The House this morning approved HB 1977 by Rep. Josh Bryant, 68-23, to provide a supposed way for workers to exempt themselves from work vaccine requirements and to provide federal money if available to cover the cost of testing as an alternative to a shot.
The bill, in addition to setting out negative COVID or antibody tests as an alternative to vaccinations, also provides a pathway to unemployment benefits for a worker who lost a job over failure to comply with work rules.
The vote was important. It exceeded by one vote the necessary two-thirds vote to add an emergency clause so that it could take effect immediately. A carbon copy of this bill has also passed the Senate, but adoption of the emergency clause on that bill failed by one vote.
So now the main action shifts to the Senate. It seems likely to pass this bill as well, with the drama over whether it could take effect immediately. Immediate, too, could be problems from coming federal safety rules that will require vaccinations for federal workers and contractors.

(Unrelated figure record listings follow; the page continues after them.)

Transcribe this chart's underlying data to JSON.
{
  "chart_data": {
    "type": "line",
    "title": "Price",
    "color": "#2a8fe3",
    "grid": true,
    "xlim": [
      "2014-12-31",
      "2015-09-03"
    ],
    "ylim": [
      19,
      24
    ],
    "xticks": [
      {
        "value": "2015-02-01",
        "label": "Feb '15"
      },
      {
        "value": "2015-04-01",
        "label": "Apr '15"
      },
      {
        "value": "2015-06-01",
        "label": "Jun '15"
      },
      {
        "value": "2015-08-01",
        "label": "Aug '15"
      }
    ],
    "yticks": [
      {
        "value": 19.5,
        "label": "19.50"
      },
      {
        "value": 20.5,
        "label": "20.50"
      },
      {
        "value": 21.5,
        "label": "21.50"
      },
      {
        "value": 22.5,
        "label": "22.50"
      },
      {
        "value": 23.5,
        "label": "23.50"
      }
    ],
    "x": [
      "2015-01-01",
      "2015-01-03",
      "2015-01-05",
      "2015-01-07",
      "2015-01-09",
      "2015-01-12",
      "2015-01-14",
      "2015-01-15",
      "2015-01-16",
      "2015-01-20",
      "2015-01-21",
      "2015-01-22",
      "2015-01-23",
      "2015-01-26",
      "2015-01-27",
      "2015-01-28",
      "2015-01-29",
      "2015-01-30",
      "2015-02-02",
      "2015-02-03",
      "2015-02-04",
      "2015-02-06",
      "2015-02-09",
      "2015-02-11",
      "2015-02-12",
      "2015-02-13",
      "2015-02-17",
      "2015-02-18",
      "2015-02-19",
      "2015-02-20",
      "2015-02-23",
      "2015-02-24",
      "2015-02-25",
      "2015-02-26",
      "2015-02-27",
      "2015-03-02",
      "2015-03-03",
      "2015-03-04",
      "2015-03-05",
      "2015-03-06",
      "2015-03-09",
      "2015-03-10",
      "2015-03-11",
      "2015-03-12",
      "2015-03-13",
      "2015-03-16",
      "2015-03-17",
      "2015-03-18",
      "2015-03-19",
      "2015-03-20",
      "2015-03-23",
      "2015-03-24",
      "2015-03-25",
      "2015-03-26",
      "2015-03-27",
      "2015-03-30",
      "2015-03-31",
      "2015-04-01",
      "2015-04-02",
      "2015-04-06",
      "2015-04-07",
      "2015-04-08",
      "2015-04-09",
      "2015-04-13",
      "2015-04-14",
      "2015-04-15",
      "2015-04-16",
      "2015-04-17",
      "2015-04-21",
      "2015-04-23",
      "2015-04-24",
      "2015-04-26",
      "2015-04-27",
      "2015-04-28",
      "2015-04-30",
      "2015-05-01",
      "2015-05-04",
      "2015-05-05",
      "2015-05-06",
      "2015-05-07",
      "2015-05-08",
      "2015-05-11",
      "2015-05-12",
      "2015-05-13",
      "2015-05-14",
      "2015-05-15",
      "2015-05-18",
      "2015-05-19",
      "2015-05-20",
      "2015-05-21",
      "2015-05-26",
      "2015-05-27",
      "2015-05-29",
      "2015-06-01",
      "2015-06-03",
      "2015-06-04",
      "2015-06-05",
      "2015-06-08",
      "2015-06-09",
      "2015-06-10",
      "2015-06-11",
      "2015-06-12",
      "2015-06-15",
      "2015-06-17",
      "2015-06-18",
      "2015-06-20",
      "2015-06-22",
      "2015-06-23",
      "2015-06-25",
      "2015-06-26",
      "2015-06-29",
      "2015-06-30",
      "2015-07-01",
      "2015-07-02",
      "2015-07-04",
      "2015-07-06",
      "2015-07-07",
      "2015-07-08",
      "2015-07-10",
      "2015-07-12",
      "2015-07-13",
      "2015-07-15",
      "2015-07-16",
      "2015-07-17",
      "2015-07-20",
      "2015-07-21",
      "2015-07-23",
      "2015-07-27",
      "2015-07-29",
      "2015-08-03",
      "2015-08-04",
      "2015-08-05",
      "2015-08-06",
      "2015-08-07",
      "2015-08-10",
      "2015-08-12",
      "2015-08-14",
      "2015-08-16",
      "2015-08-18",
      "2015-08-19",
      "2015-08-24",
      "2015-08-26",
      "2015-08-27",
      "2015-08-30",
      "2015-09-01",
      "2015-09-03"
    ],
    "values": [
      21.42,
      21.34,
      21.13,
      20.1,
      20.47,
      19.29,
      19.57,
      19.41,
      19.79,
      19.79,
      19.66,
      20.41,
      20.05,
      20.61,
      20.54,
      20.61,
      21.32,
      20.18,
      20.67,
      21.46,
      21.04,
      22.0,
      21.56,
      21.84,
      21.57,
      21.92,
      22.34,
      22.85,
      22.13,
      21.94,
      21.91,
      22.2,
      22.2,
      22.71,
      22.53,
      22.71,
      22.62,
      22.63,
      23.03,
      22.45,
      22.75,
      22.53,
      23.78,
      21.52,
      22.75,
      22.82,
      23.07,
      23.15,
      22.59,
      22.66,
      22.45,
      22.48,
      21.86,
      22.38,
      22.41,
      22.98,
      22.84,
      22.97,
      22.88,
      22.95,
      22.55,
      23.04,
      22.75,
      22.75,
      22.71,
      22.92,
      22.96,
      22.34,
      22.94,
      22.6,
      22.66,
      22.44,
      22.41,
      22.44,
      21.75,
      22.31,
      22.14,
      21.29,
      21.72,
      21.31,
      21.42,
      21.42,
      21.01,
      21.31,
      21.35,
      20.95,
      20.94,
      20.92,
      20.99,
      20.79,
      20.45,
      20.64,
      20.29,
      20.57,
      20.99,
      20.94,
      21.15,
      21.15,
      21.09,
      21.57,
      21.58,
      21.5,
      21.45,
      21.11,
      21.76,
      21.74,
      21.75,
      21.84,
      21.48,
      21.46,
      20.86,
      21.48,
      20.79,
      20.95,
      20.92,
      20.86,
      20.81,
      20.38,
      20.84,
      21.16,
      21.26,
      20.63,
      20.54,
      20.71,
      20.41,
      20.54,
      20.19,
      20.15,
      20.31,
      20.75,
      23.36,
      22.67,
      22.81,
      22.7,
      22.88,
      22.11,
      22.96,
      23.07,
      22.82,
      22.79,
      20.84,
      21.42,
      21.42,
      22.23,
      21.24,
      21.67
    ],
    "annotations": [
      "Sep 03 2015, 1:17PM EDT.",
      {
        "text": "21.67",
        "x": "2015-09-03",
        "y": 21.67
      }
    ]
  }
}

Up in the air, too, is the loss of federal Medicaid and Medicare money should hospitals choose to follow state rather than federal law.
Earlier in the House session today, House Speaker Matthew Shepherd ruled non-germane SB 730 by Sen. Trent Garner to qualify any fired worker for unemployment benefits. Shepherd’s ruling was contested by Rep. Gayla McKenzie, but his ruling was upheld by a vote of the House. Garner’s bill made no reference to the distribution of federal pandemic relief money as the Bryant bill does. That qualified it for consideration under the resolution that allowed a recess of the legislature primarily to wait for Census data to complete congressional redistricting. It was supposed to be a three-day cruise. It’s turned into the legislative version of Gilligan’s Island.